In this work, a highly sensitive acetylcholinesterase (AChE) inhibition-based amperometric biosensor has been developed. Firstly, a glassy carbon electrode (GCE) was modified with chitosan (Chits). Then, hollow gold nanospheres (HGNs) were absorbed onto the surface of chitosan based on the strong affinity through electrostatic adsorption. After that, L-cysteine (L-cys) was assembled on HGNs through Au-S bond. The hollow gold nanospheres were prepared by using Co nanoparticles as sacrificial templates and characterized by scanning electron microscopy, transmission electron microscopy and ultraviolet spectra, respectively.
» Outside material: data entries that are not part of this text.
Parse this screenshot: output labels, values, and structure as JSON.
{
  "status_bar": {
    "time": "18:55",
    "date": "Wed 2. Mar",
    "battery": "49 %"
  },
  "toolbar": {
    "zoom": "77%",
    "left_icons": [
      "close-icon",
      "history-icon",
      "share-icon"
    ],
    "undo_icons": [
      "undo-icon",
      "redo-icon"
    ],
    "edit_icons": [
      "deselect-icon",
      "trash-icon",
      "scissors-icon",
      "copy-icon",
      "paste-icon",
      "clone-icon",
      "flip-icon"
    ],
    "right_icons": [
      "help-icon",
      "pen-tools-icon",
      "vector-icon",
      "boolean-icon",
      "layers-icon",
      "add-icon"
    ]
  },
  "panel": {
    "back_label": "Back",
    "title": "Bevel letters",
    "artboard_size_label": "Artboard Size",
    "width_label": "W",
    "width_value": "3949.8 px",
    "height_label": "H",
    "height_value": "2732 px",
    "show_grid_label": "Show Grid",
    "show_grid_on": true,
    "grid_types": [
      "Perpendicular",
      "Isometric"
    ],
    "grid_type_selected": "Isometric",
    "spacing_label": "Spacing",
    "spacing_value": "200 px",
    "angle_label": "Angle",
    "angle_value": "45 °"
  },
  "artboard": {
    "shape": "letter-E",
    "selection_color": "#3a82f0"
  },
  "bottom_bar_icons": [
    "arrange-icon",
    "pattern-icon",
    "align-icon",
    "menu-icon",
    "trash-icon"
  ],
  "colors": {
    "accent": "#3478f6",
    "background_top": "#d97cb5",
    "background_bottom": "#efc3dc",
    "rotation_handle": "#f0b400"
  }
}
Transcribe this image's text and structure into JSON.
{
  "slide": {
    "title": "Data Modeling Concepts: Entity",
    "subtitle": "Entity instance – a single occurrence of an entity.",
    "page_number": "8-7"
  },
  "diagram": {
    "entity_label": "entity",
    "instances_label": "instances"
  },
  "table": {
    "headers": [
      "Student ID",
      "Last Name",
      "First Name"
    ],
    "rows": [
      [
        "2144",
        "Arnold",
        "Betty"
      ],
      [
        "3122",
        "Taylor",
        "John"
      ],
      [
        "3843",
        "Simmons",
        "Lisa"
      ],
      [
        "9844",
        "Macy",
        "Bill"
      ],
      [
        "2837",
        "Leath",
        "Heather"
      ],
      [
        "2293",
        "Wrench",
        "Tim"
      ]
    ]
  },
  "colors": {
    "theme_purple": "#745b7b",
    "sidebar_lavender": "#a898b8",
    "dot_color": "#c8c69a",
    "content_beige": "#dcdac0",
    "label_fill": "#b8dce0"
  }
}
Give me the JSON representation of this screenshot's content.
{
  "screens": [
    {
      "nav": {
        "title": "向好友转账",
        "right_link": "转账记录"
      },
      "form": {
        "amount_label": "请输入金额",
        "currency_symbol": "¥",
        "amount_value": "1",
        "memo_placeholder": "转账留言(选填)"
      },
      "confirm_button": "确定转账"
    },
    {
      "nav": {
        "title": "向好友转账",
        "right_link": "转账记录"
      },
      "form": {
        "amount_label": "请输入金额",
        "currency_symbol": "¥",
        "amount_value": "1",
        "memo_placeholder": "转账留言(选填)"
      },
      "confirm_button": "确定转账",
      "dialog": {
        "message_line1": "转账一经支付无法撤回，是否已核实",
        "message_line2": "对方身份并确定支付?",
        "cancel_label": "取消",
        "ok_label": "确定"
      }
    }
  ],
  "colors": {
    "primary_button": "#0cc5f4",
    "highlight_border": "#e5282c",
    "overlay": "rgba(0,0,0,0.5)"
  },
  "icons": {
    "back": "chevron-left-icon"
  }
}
Finally, AChE was immobilized with covalent binding via -COOH groups of L-cysteine onto the modified GCE. The AChE biosensor fabrication process was characterized by cyclic voltammetry and electrochemical impedance spectroscopy methods with the use of ferricyanide as an electrochemical redox indicator. Under optimum conditions, the inhibition rates of pesticides were proportional to their concentrations in the range of 0.1-150 and 0.1-200 μg L(-1) for chlorpyrifos and carbofuran, respectively, the detection limits were 0.06 μg L(-1) for chlorpyrifos and 0.08 μg L(-1) for carbofuran. Moreover, the biosensor exhibited a good stability and reproducibility and was suitable for trace detection of pesticide residues in vegetables and fruits.